The UK’s Department for Transport has handed over €41 million – promised in 2022 – for a restoration of the historically listed 95-year-old Tyne Bridge in northeast England.
Highway & Network Management / February 12, 2024 1 minute Read
By David Arminas
The through-arch steel Tyne Bridge, whose longest span is nearly 162m, took around two and half years to build, opening in February 1928 (image © Gordon Bell/Dreamstime)

The Department for Transport (DfT) will provide €39.6 million towards the restoration of the historic 389m-long, 17m-wide bridge across the River Tyne linking Newcastle upon Tyne and Gateshead.

The highly distinctive, through-arch steel bridge, whose longest span is nearly 162m, took around two and half years to build, opening in February 1928.

Restoration will cost a total €46.5 million, with the rest coming from Newcastle and Gateshead city councils, according to a report by the BBC. Some of the money will go towards improving the A167 highway, sometimes called the Newcastle Central Motorway. Repairs to the historic bridge commenced in the third quarter of 2023 but it was not until the DfT funding package was secured that the complete improvement programme could commence fully.

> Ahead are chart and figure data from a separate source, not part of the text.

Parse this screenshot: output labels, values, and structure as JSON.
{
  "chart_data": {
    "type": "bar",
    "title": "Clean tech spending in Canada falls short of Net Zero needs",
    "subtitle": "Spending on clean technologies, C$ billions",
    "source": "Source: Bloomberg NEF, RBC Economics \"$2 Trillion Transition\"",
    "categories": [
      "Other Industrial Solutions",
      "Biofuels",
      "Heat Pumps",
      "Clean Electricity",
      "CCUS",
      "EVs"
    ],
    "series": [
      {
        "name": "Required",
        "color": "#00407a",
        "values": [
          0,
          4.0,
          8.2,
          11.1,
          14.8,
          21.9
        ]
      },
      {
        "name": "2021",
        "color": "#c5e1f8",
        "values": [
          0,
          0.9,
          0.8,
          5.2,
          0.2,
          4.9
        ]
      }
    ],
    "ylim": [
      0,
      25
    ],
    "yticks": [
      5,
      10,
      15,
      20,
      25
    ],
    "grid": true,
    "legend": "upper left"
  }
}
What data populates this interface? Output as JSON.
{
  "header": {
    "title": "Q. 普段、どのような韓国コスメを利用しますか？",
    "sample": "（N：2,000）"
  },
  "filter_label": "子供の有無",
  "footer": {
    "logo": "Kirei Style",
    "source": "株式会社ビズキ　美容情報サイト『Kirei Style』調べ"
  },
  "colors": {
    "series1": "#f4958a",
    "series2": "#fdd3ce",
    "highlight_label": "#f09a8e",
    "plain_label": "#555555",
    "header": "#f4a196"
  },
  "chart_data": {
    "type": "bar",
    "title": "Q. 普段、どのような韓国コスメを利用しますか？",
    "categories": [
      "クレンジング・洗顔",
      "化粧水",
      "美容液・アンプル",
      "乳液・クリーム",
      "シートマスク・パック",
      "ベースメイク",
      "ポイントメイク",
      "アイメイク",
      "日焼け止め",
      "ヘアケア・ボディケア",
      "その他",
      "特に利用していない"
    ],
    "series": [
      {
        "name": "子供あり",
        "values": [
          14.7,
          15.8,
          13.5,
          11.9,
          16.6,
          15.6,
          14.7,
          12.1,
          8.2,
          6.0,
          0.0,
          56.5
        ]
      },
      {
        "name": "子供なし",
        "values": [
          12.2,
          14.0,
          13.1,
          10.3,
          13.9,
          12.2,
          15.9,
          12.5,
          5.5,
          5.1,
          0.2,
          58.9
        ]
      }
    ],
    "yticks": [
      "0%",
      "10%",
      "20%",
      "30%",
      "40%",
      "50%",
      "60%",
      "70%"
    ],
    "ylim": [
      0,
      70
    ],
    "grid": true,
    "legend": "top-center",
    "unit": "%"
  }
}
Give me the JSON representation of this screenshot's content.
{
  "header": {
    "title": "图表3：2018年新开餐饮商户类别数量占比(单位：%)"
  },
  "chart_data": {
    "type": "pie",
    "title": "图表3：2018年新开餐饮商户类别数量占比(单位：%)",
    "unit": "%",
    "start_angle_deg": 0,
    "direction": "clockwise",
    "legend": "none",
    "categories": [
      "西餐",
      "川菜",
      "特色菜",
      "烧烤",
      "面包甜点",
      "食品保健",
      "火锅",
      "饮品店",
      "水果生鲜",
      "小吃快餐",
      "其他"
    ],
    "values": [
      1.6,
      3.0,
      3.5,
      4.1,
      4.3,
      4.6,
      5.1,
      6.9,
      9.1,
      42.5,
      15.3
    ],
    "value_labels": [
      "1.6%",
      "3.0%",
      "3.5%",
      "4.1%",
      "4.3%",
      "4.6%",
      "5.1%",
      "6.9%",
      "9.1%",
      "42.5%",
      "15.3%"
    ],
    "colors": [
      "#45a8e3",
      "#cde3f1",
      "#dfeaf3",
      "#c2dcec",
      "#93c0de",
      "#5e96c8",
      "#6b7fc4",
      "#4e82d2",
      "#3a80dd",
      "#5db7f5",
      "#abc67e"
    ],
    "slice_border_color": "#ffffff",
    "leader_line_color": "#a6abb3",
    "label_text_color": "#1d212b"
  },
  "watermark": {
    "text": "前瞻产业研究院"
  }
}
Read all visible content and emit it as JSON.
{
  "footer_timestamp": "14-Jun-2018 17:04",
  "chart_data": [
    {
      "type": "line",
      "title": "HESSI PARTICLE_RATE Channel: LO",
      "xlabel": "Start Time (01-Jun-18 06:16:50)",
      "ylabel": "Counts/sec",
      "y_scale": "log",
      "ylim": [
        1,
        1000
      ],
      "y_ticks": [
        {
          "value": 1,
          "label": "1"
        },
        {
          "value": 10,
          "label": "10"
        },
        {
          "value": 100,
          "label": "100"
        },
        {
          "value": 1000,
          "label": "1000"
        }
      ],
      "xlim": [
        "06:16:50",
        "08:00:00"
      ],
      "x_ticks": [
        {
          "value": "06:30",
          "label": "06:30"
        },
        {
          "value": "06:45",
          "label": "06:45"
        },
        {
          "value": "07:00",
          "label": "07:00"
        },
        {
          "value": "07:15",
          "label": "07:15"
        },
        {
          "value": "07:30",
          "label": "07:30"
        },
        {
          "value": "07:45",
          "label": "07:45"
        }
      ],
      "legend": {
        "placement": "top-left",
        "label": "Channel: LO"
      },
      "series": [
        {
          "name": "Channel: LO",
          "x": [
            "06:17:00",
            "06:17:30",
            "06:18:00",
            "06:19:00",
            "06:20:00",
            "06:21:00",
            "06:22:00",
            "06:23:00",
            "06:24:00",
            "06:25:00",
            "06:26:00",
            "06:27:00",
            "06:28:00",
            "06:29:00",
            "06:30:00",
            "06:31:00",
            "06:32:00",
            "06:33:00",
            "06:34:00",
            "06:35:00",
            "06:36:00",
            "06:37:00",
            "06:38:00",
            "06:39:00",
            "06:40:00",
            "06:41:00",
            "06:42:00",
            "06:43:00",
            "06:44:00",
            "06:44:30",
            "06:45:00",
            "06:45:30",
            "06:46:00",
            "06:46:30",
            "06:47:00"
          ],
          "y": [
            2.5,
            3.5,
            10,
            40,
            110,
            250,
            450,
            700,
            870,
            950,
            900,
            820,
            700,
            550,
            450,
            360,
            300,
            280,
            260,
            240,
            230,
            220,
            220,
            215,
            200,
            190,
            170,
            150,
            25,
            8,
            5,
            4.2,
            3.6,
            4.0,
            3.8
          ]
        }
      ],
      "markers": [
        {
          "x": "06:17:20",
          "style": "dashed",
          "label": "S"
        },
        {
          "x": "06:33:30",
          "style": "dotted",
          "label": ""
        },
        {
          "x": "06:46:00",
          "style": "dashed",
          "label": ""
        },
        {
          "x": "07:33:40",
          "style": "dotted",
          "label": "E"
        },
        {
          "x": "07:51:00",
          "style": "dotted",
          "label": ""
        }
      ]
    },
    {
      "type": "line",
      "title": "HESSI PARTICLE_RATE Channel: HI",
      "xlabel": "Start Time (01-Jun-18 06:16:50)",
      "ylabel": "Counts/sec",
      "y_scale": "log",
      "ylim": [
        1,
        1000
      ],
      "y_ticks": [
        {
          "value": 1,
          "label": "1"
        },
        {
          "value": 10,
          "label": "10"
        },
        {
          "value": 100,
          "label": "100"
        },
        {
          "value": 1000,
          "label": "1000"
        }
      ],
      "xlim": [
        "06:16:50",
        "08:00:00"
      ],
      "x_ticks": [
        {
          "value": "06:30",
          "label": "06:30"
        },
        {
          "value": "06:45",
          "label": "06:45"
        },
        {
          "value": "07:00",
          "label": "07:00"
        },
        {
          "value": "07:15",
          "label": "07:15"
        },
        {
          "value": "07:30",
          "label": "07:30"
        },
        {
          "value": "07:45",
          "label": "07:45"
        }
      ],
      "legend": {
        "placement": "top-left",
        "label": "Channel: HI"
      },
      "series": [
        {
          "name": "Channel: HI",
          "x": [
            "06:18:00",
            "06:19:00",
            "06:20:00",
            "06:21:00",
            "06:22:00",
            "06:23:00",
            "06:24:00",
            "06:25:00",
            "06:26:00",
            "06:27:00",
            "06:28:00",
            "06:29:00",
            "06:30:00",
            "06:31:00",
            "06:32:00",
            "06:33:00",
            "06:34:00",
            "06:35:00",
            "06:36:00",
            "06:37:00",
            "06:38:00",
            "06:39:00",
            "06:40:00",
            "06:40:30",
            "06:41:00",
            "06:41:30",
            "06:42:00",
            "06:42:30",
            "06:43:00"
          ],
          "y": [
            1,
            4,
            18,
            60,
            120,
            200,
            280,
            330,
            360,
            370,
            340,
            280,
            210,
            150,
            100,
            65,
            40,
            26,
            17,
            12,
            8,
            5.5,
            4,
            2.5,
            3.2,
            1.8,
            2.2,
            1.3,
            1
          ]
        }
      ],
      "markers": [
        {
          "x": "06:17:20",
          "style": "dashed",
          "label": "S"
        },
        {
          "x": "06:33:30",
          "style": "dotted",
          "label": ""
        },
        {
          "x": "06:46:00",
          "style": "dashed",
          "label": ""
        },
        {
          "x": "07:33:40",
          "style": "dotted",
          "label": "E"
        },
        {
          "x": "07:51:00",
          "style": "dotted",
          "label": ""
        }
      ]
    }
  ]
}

The department noted that the last major repair work was completed in 2001, while the A167 had not received upgrades since opening in 1975.

About 70,000 vehicles use the bridge daily. Initial work began in September last year with work estimated to take four years. Restoration will include repainting the complete steel elements .The local governments from Newcastle and Gateshead also contracted work for critical structural repairs, including steel and concrete fixes, bridge joint replacements, drainage improvements, waterproofing and resurfacing and parapet protection.

Newcastle upon Tyne, or simply Newcastle, is on the River Tyne's north bank, opposite Gateshead to the south and is the most populous settlement in the Tyneside conurbation and north-east England. The historic bridge structure formerly carried the important A1 Great North Road through the centre of Newcastle but the route was diverted in the 1970s to reduce congestion in the city.